- From: Cameron McCormack <cam@mcc.id.au>
- Date: Sat, 07 Jan 2012 15:35:05 +1100
- To: Allen Wirfs-Brock <allen@wirfs-brock.com>
- CC: Boris Zbarsky <bzbarsky@MIT.EDU>, Ojan Vafai <ojan@chromium.org>, Travis Leithead <travis.leithead@microsoft.com>, "public-script-coord@w3.org" <public-script-coord@w3.org>, Ian Hickson <ian@hixie.ch>, Jeff Walden <jwalden@MIT.EDU>
Allen Wirfs-Brock: > I assume by "barewood" you mean an unqualified global reference to > foo. Such a reference calls HasBinding on the global environment > record. This is defined to be equivalent to calling the > [[HasProperty]] internal method of the global object. Note that > [[HasProperty]] for normal objects essentially tests the result of > [[GetProperty]] for undefined. window.foo does a [[Get]] on the > global object. The normal definition of [[Get]] also uses > [[GetProperty]]. So both window.foo and bareword foo both use > [[GetProperty]] in essentially the same way. I don't see why there > would be any difference in their behaviors.
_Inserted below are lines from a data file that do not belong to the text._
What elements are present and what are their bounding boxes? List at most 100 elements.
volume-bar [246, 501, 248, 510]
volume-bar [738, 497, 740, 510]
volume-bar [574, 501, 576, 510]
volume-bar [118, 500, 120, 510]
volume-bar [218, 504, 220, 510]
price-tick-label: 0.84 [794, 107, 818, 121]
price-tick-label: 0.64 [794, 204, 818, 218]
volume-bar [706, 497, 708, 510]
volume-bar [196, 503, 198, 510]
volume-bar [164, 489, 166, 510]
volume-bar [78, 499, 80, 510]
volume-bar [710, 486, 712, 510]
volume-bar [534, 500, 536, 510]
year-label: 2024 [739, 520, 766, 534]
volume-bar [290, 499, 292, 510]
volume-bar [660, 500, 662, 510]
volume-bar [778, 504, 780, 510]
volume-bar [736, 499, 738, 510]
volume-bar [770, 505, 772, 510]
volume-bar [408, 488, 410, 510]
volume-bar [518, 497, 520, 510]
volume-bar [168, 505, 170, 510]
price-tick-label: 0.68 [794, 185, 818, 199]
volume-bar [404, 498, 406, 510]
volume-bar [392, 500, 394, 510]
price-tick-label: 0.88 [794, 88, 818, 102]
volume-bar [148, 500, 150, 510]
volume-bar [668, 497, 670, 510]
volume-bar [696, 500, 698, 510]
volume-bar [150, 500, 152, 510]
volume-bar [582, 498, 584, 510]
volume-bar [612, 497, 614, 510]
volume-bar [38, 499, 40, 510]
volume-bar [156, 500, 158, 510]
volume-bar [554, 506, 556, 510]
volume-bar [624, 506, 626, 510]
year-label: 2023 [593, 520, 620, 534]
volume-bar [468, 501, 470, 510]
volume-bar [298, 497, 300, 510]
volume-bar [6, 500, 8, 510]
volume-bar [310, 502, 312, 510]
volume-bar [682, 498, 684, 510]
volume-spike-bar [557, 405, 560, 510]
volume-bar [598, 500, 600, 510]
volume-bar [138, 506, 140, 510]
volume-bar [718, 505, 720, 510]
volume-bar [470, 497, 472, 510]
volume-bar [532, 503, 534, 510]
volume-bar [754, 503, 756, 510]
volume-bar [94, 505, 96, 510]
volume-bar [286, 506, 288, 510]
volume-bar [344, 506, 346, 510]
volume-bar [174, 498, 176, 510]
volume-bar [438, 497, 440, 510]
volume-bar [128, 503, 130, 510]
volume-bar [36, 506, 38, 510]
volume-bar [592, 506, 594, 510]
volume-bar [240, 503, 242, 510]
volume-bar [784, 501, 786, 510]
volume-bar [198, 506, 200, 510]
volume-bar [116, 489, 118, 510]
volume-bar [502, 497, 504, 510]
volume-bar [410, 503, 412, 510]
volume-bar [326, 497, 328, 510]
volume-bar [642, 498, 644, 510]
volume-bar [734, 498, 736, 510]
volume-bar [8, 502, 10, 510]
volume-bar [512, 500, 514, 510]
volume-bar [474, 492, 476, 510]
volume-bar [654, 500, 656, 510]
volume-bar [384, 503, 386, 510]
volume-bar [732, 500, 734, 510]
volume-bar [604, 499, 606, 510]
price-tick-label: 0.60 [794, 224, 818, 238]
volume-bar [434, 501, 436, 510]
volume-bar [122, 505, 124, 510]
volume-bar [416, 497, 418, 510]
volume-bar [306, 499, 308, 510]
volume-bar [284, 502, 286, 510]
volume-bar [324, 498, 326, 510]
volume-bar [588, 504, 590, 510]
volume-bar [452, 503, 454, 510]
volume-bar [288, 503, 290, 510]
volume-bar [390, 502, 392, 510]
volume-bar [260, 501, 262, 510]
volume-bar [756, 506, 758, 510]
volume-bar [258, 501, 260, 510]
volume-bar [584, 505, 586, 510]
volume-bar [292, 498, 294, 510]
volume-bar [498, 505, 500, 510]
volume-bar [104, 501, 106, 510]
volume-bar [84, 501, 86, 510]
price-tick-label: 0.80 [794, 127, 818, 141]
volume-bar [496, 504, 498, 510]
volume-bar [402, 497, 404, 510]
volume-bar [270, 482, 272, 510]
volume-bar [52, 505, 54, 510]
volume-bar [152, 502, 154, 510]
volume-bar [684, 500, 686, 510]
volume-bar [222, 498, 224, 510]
If you're using the normal definition of [[Get]]. In my response to Boris I was supposing that we would require a custom [[Get]] that returns the named property value, despite [[GetProperty]] returning undefined for it, and pointing out that that isn't sufficient to allow unqualified references to the named properties to resolve.